Copper futures on COMEX saw an increase of over 3% following President Trump’s directive to investigate copper imports due to national security issues. The US imports approximately 45% of its copper requirements, which has contributed to this upward movement.
The potential for copper tariffs has caused fluctuations in the COMEX/LME arbitrage, recently widening back towards $900 per tonne. Earlier, the arbitrage briefly spiked above $1,000 per tonne after the announcement of tariffs on steel and aluminium imports.
This jump in copper futures reflects traders reacting to possible changes in trade policy. When a country considers tariffs or restrictions on imports, markets often adjust quickly as investors assess supply risks. In this case, concerns over how much copper the US brings in from abroad have pushed the price higher.
The widening COMEX/LME arbitrage means the price gap between the US and London markets is stretching again. When tariffs on steel and aluminium were announced, we saw a rapid increase in this spread. A similar movement has begun taking shape. If traders expect further trade restrictions on copper, this gap could continue expanding as US pricing adjusts separately from global trends.

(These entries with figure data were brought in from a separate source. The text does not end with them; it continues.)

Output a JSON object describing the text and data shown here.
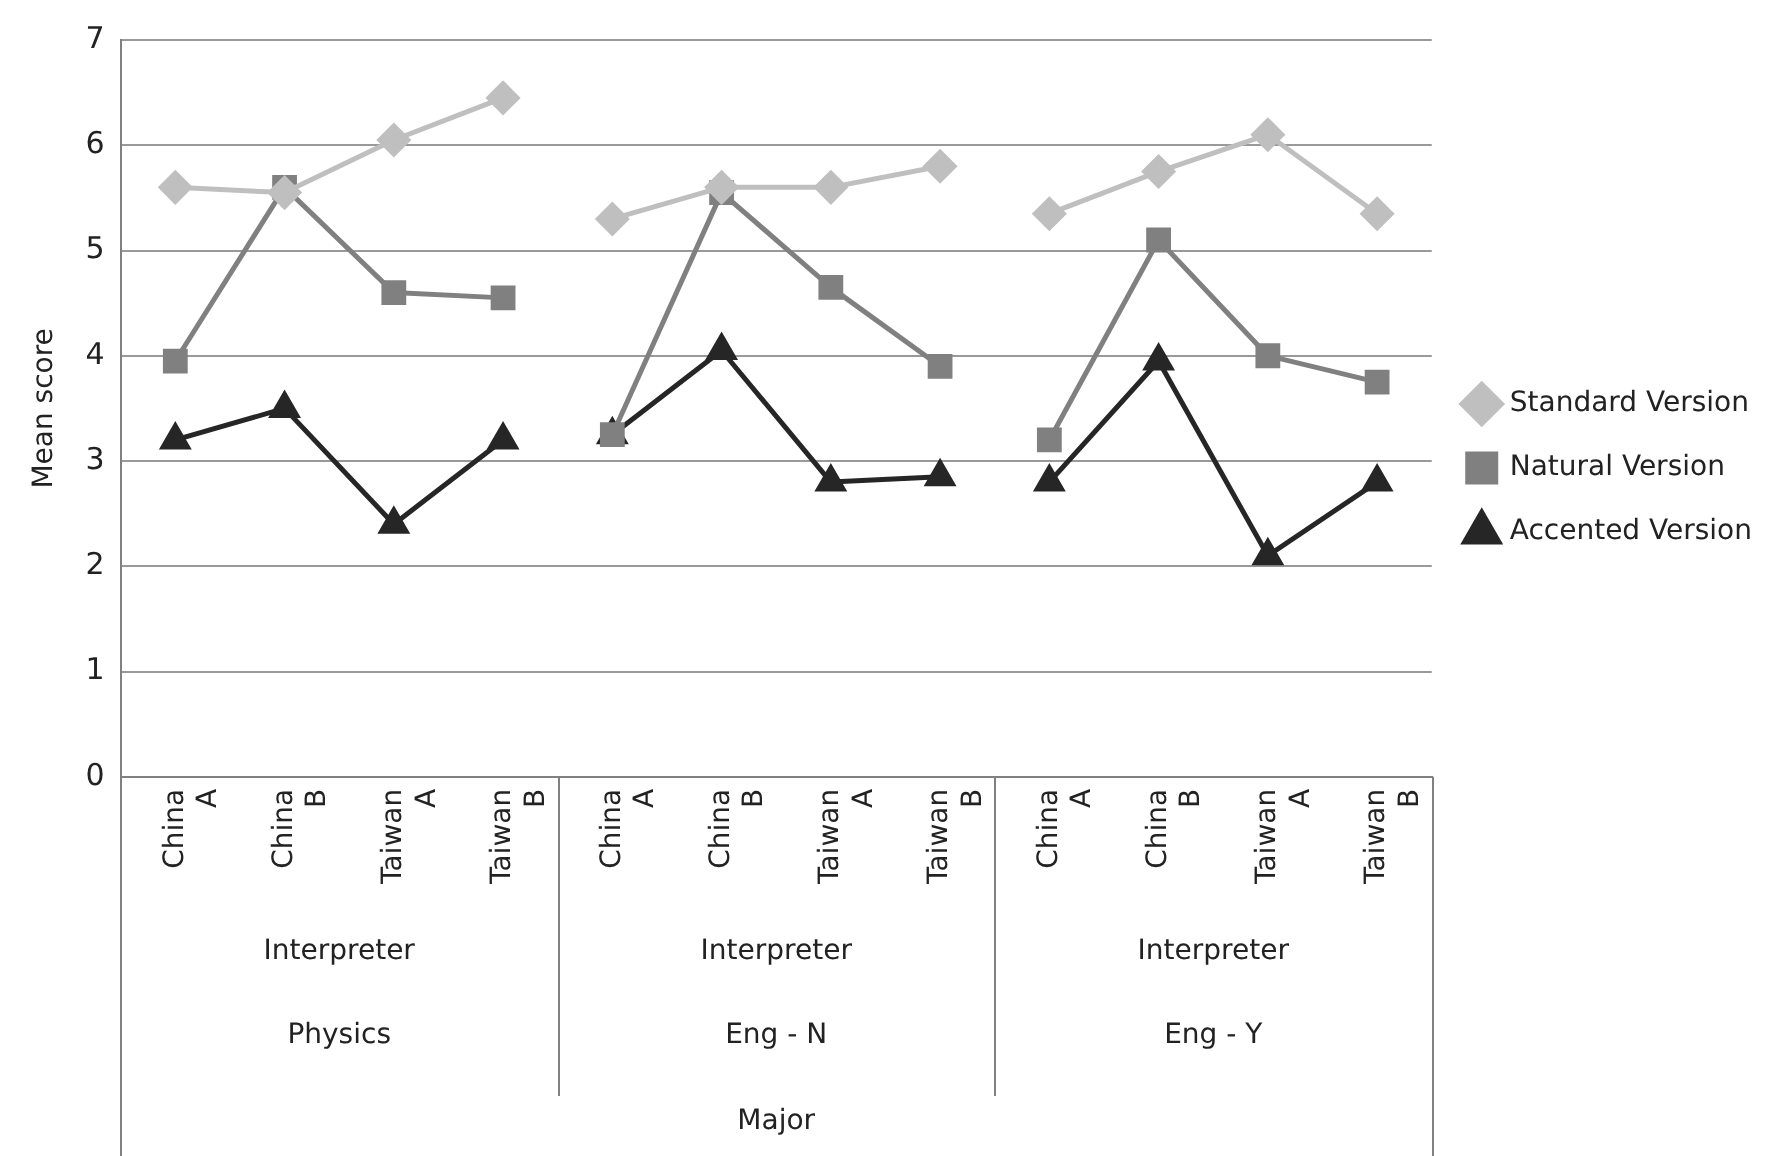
{
  "chart_data": {
    "type": "line",
    "ylabel": "Mean score",
    "categories": [
      "China A",
      "China B",
      "Taiwan A",
      "Taiwan B",
      "China A",
      "China B",
      "Taiwan A",
      "Taiwan B",
      "China A",
      "China B",
      "Taiwan A",
      "Taiwan B"
    ],
    "annotations": [
      "Interpreter",
      "Physics",
      "Interpreter",
      "Eng - N",
      "Interpreter",
      "Eng - Y",
      "Major"
    ],
    "series": [
      {
        "name": "Standard Version",
        "color": "#bfbfbf",
        "marker": "diamond",
        "values": [
          5.6,
          5.55,
          6.05,
          6.45,
          5.3,
          5.6,
          5.6,
          5.8,
          5.35,
          5.75,
          6.1,
          5.35
        ]
      },
      {
        "name": "Natural Version",
        "color": "#808080",
        "marker": "square",
        "values": [
          3.95,
          5.6,
          4.6,
          4.55,
          3.25,
          5.55,
          4.65,
          3.9,
          3.2,
          5.1,
          4.0,
          3.75
        ]
      },
      {
        "name": "Accented Version",
        "color": "#262626",
        "marker": "triangle",
        "values": [
          3.2,
          3.5,
          2.4,
          3.2,
          3.25,
          4.05,
          2.8,
          2.85,
          2.8,
          3.95,
          2.1,
          2.8
        ]
      }
    ],
    "ylim": [
      0,
      7
    ],
    "yticks": [
      0,
      1,
      2,
      3,
      4,
      5,
      6,
      7
    ],
    "grid": "y",
    "legend": "right",
    "line_style": "solid"
  }
}
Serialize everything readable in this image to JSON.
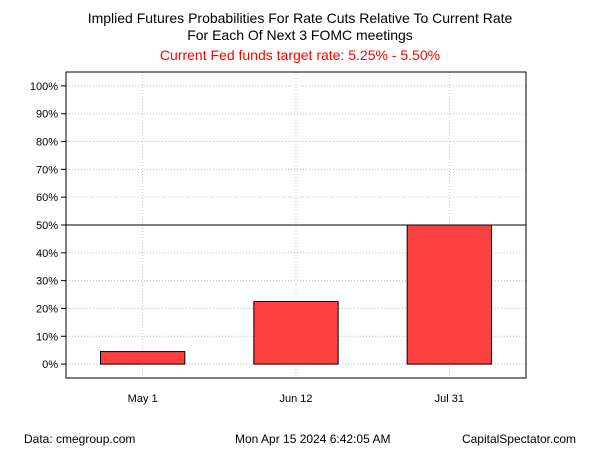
{
  "header": {
    "title_line1": "Implied Futures Probabilities For Rate Cuts Relative To Current Rate",
    "title_line2": "For Each Of Next 3 FOMC meetings",
    "subtitle": "Current Fed funds target rate: 5.25% - 5.50%"
  },
  "footer": {
    "source": "Data: cmegroup.com",
    "timestamp": "Mon Apr 15 2024 6:42:05 AM",
    "brand": "CapitalSpectator.com"
  },
  "colors": {
    "bar_fill": "#ff4040",
    "subtitle_color": "#ff0000",
    "grid_color": "#bdbdbd",
    "axis_color": "#000000"
  },
  "chart_data": {
    "type": "bar",
    "title": "Implied Futures Probabilities For Rate Cuts Relative To Current Rate For Each Of Next 3 FOMC meetings",
    "subtitle": "Current Fed funds target rate: 5.25% - 5.50%",
    "categories": [
      "May 1",
      "Jun 12",
      "Jul 31"
    ],
    "values": [
      4.5,
      22.5,
      50
    ],
    "y_ticks": [
      0,
      10,
      20,
      30,
      40,
      50,
      60,
      70,
      80,
      90,
      100
    ],
    "y_tick_labels": [
      "0%",
      "10%",
      "20%",
      "30%",
      "40%",
      "50%",
      "60%",
      "70%",
      "80%",
      "90%",
      "100%"
    ],
    "ylim": [
      -5,
      105
    ],
    "reference_line": 50,
    "grid": true,
    "xlabel": "",
    "ylabel": ""
  }
}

Supply chains remain a major factor. Roughly half of the copper used in the US is sourced from other countries. If there is an effort to limit imports, domestic supply becomes more important. That naturally lifts the futures price as buyers anticipate tighter availability.
From here, traders will be watching any signs of policy changes closely. If further investigations suggest actual restrictions could be introduced, there may be more price movements. That also means volatility remains a likely feature in the weeks ahead. While the current price rise has been strong, what happens next depends on policy announcements, trade discussions, and how global producers react.
For those trading derivatives, the shifting price relationship between COMEX and LME presents both risk and opportunity. If tariffs come into play, we have seen that they can drive arbitrage spreads quickly in either direction. A rebalancing between the two markets could create short-term moves that wouldn’t typically be as pronounced.
There is also the question of how producers and consumers react. If companies reliant on imported copper start securing more domestic supply in anticipation of restrictions, this could further push up prices. On the other hand, if there is pushback against restrictions, or if investigations do not result in policy changes, we could see some unwinding of the current price movements.
Liquidity conditions will matter as well. Sudden shifts in policy discussions can create short bursts of volatility. If market participants move in quickly, prices can overreact before stabilising again. That makes timing particularly important, as changes in sentiment may not take long to materialise in futures pricing.
For now, traders should be watching developments in Washington closely. If talks of tariffs become more concrete, additional market moves are likely. At the same time, reactions from global producers and consumers will also influence the direction of prices. Each element feeds into the overall picture, and keeping track of these moving pieces will be essential in the coming weeks.